Una missiva più che convincente visto che, a poche ore dall'annuncio, Di Maio ha tentato di correre ai ripari convocando le parti per il 5 settembre. Un passo accolto con scetticismo dai sindacati che, per voce del segretario della Cisl Marco Bentivogli, hanno tenuto il punto: «Al momento non ci sono le condizioni per revocare l'agitazione». Al tavolo parteciperanno la società Am Investco (guidata da Arcelor Mittal), i commissari straordinari Ilva e, oltre a tutti i segretari generali e i sindacati metalmeccanici, i rappresentati dei lavoratori chimici e del trasporto interessati alla vicenda per l'indotto. Convocata anche Federmanager. Davvero l'ultima chiamata per le parti in causa a ridosso della chiusura della gestione commissariale e con molte ombre sul destino della siderurgia italiana.
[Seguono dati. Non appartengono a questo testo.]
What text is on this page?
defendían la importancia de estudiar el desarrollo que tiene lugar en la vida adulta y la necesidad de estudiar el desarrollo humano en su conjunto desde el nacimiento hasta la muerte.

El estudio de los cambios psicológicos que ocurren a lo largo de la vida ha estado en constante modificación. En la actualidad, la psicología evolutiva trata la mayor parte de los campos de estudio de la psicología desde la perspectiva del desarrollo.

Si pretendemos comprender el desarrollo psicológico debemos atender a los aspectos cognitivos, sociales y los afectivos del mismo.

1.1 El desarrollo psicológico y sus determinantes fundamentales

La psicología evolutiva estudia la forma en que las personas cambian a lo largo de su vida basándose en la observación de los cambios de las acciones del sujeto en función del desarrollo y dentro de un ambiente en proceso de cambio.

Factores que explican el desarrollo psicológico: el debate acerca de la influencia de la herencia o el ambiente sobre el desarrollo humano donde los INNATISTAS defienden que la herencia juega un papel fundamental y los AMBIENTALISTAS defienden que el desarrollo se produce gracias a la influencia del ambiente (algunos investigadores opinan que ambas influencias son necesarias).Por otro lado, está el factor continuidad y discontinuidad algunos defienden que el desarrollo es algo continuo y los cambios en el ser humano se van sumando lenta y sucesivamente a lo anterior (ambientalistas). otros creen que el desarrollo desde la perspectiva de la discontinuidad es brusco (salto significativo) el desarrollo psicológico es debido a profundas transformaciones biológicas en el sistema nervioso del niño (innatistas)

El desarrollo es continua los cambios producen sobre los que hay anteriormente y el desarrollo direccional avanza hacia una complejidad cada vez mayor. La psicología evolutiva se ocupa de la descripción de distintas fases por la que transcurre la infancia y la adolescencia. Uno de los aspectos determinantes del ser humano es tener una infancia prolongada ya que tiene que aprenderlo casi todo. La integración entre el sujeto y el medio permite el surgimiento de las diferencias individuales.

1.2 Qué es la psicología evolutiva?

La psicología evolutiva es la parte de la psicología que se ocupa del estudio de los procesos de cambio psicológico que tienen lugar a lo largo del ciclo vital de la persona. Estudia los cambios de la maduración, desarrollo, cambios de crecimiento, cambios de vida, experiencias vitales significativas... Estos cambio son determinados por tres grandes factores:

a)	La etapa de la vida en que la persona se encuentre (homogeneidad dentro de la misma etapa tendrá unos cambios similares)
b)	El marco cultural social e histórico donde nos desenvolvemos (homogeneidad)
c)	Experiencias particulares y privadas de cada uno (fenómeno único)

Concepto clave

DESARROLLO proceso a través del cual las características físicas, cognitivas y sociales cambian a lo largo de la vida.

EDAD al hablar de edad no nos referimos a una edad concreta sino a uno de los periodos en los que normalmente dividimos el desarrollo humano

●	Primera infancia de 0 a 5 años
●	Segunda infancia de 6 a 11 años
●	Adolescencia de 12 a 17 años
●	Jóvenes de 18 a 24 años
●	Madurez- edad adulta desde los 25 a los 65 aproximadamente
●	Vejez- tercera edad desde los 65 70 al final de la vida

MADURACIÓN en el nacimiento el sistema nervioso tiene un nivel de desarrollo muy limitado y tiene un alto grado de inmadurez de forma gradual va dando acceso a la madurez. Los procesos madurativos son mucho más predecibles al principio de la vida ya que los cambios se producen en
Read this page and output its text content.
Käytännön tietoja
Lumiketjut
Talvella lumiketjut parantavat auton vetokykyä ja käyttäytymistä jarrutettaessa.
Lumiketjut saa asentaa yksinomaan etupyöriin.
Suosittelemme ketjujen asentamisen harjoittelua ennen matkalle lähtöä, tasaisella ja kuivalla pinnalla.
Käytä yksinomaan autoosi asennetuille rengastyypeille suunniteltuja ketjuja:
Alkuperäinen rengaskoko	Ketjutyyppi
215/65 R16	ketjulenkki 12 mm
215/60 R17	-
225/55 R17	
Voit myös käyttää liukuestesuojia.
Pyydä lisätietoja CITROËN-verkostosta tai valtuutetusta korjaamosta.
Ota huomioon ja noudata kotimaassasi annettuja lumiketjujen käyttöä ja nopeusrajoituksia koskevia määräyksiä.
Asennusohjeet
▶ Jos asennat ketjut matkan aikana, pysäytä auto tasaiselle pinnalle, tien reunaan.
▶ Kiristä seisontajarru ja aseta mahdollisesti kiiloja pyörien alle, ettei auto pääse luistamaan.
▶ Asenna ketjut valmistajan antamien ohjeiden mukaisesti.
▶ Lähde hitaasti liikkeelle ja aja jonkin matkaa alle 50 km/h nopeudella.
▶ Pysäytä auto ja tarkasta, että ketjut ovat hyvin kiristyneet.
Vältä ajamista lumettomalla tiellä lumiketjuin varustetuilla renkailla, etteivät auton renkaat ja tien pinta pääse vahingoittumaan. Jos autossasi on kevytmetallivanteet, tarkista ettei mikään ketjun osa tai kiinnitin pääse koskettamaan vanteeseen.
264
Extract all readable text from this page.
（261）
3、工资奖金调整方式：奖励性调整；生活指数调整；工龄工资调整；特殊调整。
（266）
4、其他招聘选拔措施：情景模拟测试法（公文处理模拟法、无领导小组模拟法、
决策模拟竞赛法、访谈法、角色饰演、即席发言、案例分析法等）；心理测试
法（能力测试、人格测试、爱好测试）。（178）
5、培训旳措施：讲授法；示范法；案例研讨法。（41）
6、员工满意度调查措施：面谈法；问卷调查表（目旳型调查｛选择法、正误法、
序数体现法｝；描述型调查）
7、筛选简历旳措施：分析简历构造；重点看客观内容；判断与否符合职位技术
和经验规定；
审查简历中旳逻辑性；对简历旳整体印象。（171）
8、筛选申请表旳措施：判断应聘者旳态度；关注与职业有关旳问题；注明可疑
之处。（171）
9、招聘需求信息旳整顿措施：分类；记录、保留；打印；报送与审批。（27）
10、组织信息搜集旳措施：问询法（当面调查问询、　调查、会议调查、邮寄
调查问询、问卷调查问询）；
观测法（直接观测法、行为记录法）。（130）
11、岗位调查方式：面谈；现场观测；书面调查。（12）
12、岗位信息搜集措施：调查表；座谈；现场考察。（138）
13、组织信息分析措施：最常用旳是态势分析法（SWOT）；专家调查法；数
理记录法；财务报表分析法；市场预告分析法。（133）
Di Maio, dopo aver ricevuto il parere dell'Avvocatura dello Stato secretato fino al 7 settembre - ha già detto che la gara per la cessione di Ilva ad ArcelorMittal condotta dal precedente governo è illegittima, ma non può essere annullata se non si dimostra il vizio dell'interesse pubblico. Resta dunque da capire cosa accadrà la prossima settimana: Di Maio potrebbe chiudere con Arcelor un accordo migliorativo sul piano occupazionale (l'offerta economica è di 4,3 miliardi tra investimenti e acquisto), con i sindacati sullo sfondo che chiedono «zero esuberi» e l'acquirente che non sembra smuoversi dall'iniziale proposta: 10.500 assunzioni, 10.100 subito e 400 entro il 2023. In alternativa, può rompere la trattativa annullando la gara se si facesse avanti un'altra società interessata; o annunciare una nazionalizzazione (ipotesi considerata però remota). Resta il fatto che (week end compreso) il ministro del Lavoro ha meno di una settimana per decidere del destino dei lavoratori Ilva. Secondo i numeri aggiornati, oggi i dipendenti totali del gruppo Ilva sono 13.522, di cui 2.367 in cassa integrazione. Con un indotto che supera e coinvolge 20mila addetti. Insomma, si tratta di una partita industriale (ed elettorale) molto delicata per Di Maio che sa bene di non avere più margine di manovra: il tempo, per l'Ilva, è denaro, più di quanto non lo sia per altre aziende: il gruppo siderurgico perde un milione al giorno, che significano 30 milioni al mese. E a inizio agosto c'erano in cassa circa 24 milioni. Rimandare le decisioni ha un costo. E a fine settembre la cassa sarà definitivamente vuota. Ad ore è invece atteso il parere nel ministero dell'Economia per avere chiarimenti sulla proroga, a gara in corso, delle scadenze intermedie del piano ambientale.

Secondo indiscrezioni il ministro Sergio Costa potrebbe richiedere una stretta sui tempi per la realizzazione di diverse opere.